Pour les examens de l’abdomen, il est nécessaire d’être à jeun de solides et de liquides et d’arrêter de fumer durant les 6 heures qui précèdent l’examen. Vous pouvez prendre votre traitement médicamenteux habituel.
Pour les examens du pelvis, la vessie doit être remplie par l’ingestion d’1/2 litre d’eau une heure avant l’examen ou en se retenant d’uriner durant les deux heures avant celui-ci.

3 / L’examen
L’examen est indolore : le médecin applique d’abord un gel entre la peau et la sonde pour s’assurer de la bonne conductivité des ultrasons (en éliminant l’air) et promène doucement la sonde au niveau de la zone qu’il souhaite explorer.
L’échographie se fait généralement par voie externe, mais on peut également faire des échographies par voie interne pour mieux visualiser certains organes (échographie endorectale, endo-vaginale, intra-œsophagienne, etc.).

4 / Déroulement
Vous restez en moyenne 10 à 15 minutes dans la salle d’examen.

Dois-je apporter quelque chose pour l’examen ?

Il est très important de vous munir de vos précédents examens échographiques et de tout autre document radiologique et biologique car il est toujours intéressant de comparer les images à plusieurs années d’intervalle.

Y a-t-il des précautions à prendre ?

En cas de ponction sous contrôle échographique :
Lors de la prise de rendez-vous il est nécessaire de faire connaître un risque hémorragique.
Vous devez préciser à la secrétaire si vous suivez un traitement anti-agrégant plaquettaire ou anti-coagulant (indiquer les noms des médicaments) et apporter la liste écrite de tous les médicaments pris habituellement.
Ces traitements ne doivent pas être arrêtés pour les ponctions d’organes superficiels (thyroïde, tendons et articulations, seins).
La secrétaire vous précisera la conduite à tenir.
Une prise de sang avec analyse de la coagulation sanguine peut être prescrite et les résultats sont à apporter le jour de l’examen.

IRM

L’IRM ou Imagerie par Résonance Magnétique, est un procédé qui utilise simplement le fait que le corps est composé à 70% d’eau.
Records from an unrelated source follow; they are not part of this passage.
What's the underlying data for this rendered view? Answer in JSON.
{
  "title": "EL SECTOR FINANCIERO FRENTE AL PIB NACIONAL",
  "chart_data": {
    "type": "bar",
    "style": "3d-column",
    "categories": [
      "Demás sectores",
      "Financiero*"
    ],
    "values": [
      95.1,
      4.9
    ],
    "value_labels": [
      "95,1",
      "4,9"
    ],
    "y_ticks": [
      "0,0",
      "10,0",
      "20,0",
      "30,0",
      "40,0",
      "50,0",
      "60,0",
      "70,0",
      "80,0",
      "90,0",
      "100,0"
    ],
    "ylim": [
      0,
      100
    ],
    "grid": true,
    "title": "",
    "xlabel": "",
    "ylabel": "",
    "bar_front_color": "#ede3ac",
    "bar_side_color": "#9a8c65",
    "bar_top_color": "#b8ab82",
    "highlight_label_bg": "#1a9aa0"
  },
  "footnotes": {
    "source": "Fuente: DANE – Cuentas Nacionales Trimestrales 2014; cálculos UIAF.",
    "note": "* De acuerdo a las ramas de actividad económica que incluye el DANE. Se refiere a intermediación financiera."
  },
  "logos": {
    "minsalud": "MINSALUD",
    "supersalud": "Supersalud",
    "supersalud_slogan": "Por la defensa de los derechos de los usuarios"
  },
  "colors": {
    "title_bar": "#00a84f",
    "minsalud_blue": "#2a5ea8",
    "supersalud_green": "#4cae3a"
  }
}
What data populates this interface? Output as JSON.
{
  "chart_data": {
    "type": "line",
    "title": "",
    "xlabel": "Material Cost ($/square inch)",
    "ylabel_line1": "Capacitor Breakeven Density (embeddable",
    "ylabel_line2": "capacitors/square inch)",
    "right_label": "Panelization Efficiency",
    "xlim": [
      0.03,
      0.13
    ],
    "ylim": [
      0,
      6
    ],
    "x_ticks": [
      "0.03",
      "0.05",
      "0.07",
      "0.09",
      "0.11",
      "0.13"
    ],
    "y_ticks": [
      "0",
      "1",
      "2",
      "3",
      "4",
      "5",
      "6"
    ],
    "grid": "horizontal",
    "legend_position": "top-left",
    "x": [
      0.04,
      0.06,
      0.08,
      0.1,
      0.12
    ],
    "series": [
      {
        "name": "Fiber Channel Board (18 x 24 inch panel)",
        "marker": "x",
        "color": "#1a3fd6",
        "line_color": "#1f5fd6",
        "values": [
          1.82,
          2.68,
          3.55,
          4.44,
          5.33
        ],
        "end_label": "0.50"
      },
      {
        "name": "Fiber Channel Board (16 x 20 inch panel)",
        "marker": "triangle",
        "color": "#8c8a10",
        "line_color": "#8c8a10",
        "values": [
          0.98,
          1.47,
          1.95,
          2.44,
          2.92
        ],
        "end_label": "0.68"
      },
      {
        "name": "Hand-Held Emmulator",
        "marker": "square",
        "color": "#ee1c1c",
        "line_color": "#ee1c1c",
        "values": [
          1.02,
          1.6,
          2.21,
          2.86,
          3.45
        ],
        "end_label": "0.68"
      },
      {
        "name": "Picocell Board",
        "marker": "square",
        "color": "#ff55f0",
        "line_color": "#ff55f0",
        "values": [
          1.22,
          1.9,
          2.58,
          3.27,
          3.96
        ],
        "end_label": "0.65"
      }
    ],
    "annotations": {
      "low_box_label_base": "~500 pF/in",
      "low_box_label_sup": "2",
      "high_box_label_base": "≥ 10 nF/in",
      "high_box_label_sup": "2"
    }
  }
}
Les molécules qui composent celle-ci sont soumises à un champ magnétique, émettent des signaux qui sont ensuite captés puis convertis en images grâce à un système informatique. L’IRM permet une étude approfondie de nombreux organes. Elle est utilisée pour l’étude du cerveau, du cou, des articulations, du rachis, des muscles, du sein, de l’abdomen, du pelvis, du cœur et des vaisseaux. L’IRM permet de détecter certaines anomalies qui ne sont pas visibles sur les radiographies simples, sur l’échographie et même sur un scanner.

1. À votre arrivée

La secrétaire procède à votre accueil en récupérant vos papiers de sécurité sociale, votre ordonnance, le questionnaire relatif à l’examen et le consentement préalablement complétés. En cas d’examen avec injection, elle récupère également le produit de contraste. Vous patientez ensuite en salle d’attente le temps qu’un manipulateur vienne vous chercher.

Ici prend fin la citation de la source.